Last week I was in Ukraine running a leadership programme for software engineers. The programme I ran was based on a programme I had run for the company in the UK and so one of the challenges was adapting this programme for a younger, less experienced group of leaders and where English would be the second language. The common challenge would be that they were a group of intelligent engineers who were now taking on a leadership role and would be leading teams of talented intelligent engineers so it was important that the materials I used were not too basic or designed for simple instruction giving styles of management.
As I wrote and rewrote the materials I realised how often we use idioms when explaining concepts in English. I also realised that my standard handouts were not always clearly written in the best grammar! It took me many hours to get each handout to an acceptable standard and even them my client in the UK was able to identify further improvements to the grammar and sentence structure so that we could ensure clarity of understanding!
Working with the group was a wonderful experience, from the beginning the group were willing to get involved and to communicate with each other. They valued the participative nature of the workshop. It would seem that their previous experience of training was based on listening to a talk given by an expert so my approach, which is much more facilitative, was totally unexpected. It was the first time I have returned to my room at lunchtime to find participants excitedly showing other colleagues their work on the walls of the room.

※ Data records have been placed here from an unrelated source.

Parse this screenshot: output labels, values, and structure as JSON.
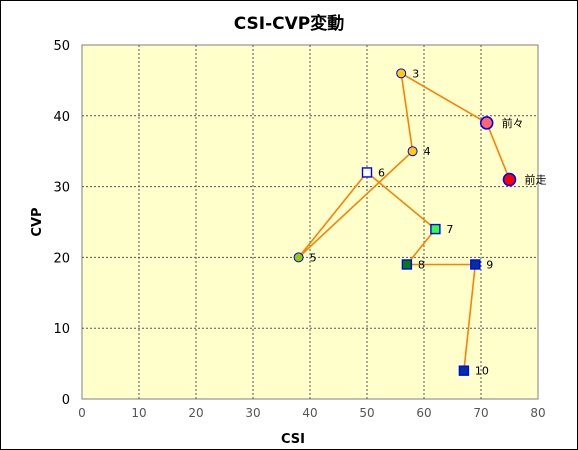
{
  "chart_data": {
    "type": "scatter",
    "title": "CSI-CVP変動",
    "xlabel": "CSI",
    "ylabel": "CVP",
    "xlim": [
      0,
      80
    ],
    "ylim": [
      0,
      50
    ],
    "xticks": [
      "0",
      "10",
      "20",
      "30",
      "40",
      "50",
      "60",
      "70",
      "80"
    ],
    "yticks": [
      "0",
      "10",
      "20",
      "30",
      "40",
      "50"
    ],
    "grid": true,
    "plot_background": "#ffffcc",
    "line_color": "#ff8000",
    "points": [
      {
        "label": "前走",
        "x": 75,
        "y": 31,
        "marker": "circle",
        "size": "large",
        "fill": "#ff0000",
        "stroke": "#0000ff"
      },
      {
        "label": "前々",
        "x": 71,
        "y": 39,
        "marker": "circle",
        "size": "large",
        "fill": "#ff6666",
        "stroke": "#0000ff"
      },
      {
        "label": "3",
        "x": 56,
        "y": 46,
        "marker": "circle",
        "size": "small",
        "fill": "#ffcc00",
        "stroke": "#0000ff"
      },
      {
        "label": "4",
        "x": 58,
        "y": 35,
        "marker": "circle",
        "size": "small",
        "fill": "#ffcc00",
        "stroke": "#0000ff"
      },
      {
        "label": "5",
        "x": 38,
        "y": 20,
        "marker": "circle",
        "size": "small",
        "fill": "#99cc00",
        "stroke": "#0000ff"
      },
      {
        "label": "6",
        "x": 50,
        "y": 32,
        "marker": "square",
        "size": "small",
        "fill": "#ffffff",
        "stroke": "#0000ff"
      },
      {
        "label": "7",
        "x": 62,
        "y": 24,
        "marker": "square",
        "size": "small",
        "fill": "#33ff33",
        "stroke": "#0000ff"
      },
      {
        "label": "8",
        "x": 57,
        "y": 19,
        "marker": "square",
        "size": "small",
        "fill": "#008000",
        "stroke": "#0000ff"
      },
      {
        "label": "9",
        "x": 69,
        "y": 19,
        "marker": "square",
        "size": "small",
        "fill": "#003399",
        "stroke": "#0000ff"
      },
      {
        "label": "10",
        "x": 67,
        "y": 4,
        "marker": "square",
        "size": "small",
        "fill": "#003399",
        "stroke": "#0000ff"
      }
    ]
  }
}
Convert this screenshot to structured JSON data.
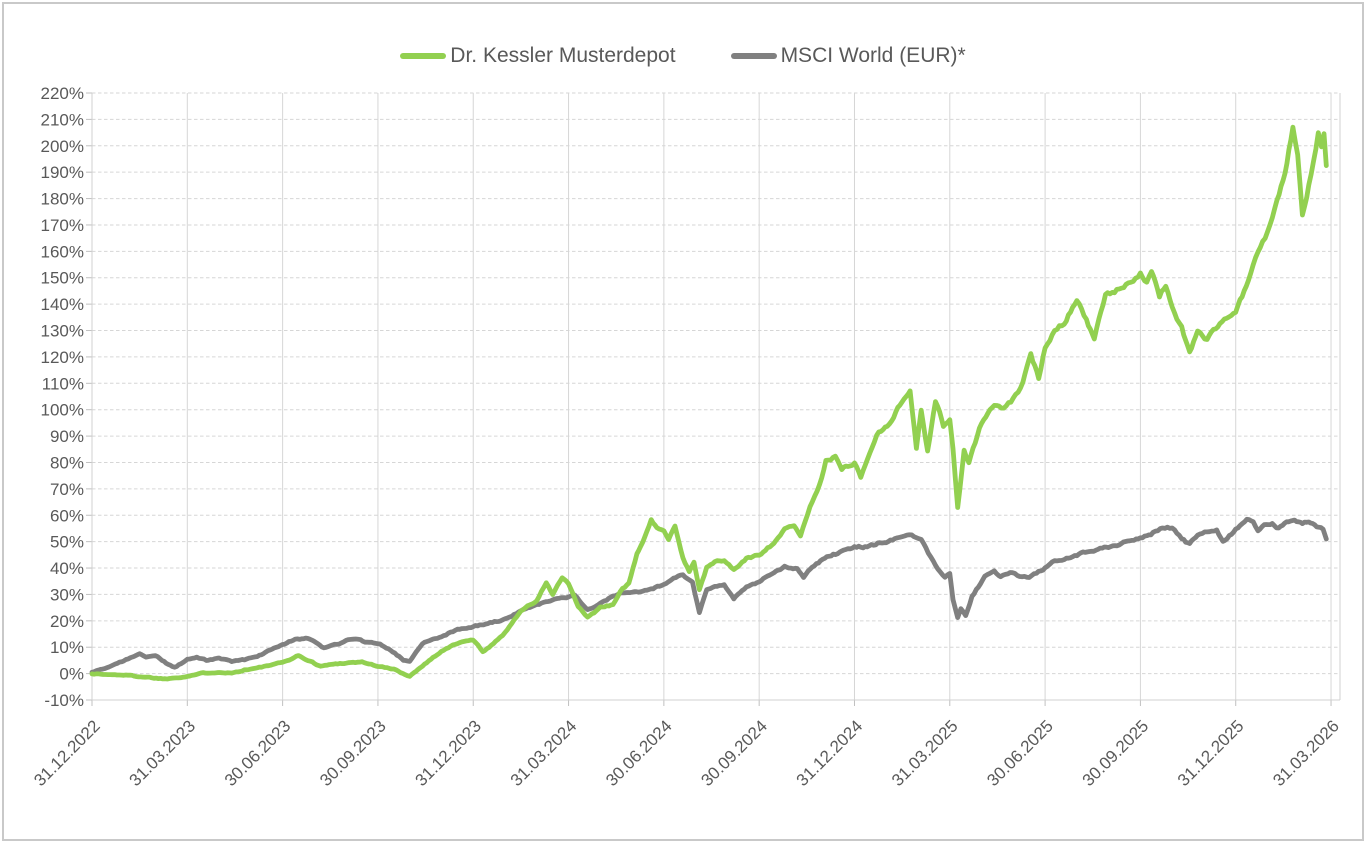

One of the challenges for me when facilitating the groups was that when they worked on activities they would naturally communicate with each other in Russian. This meant that I missed overhearing some of the discussions which they were having. It did make me aware how much we pick up through non verbal communication, I could usually assess if a group needed help before I asked them. I also wished I had learnt more Russian, my basic phrases were helpful in navigating the city but more words would have increased my ability to pick up concerns early on in the process.
At the end of each day I made sure that we reviewed the tools we had used during the day. This was an interesting experience as it gave me some insight into the tools that they felt they could apply, and not just what I thought I had “taught”. Using visual imagery was a tool which they felt that they could use to influence their teams and I was impressed about how they were able to use visual images to express a vision for team meetings.
There was a real sense of sadness when we finished the training and a marked reluctance to leave the room; this was a contrast to some sessions in the UK where there is a speedy walk to the door as soon as you have completed the workshop closing statement!
Lots of my friends and contacts have been very curious about the experience of actually working in Ukraine. I was based in the east of the country and I had very little knowledge of the country before going out there and had never worked or visited further East than Prague. I realised how many stereotypes I had absorbed without realising it and how I expected the people and the place to be very different to the UK. In fact what I observed on this limited visit was a lot of similarity and some differences.
The emerging nature of the nation grappling with its infrastructural investment was clearly evident; the roads are in a bad condition in the city. The walking experience was much better than in some more “developed” cities. The walk back to my hotel was along a major duel carriageway, something I would avoid in the UK but it was really pleasant due to the wide nature of the pavement which was tree lined on both sides. The park was full of life and was a hub of activity with all different generations represented. Again the amount of trees was beyond my expectations; somehow I expected a more Soviet style grey uniform.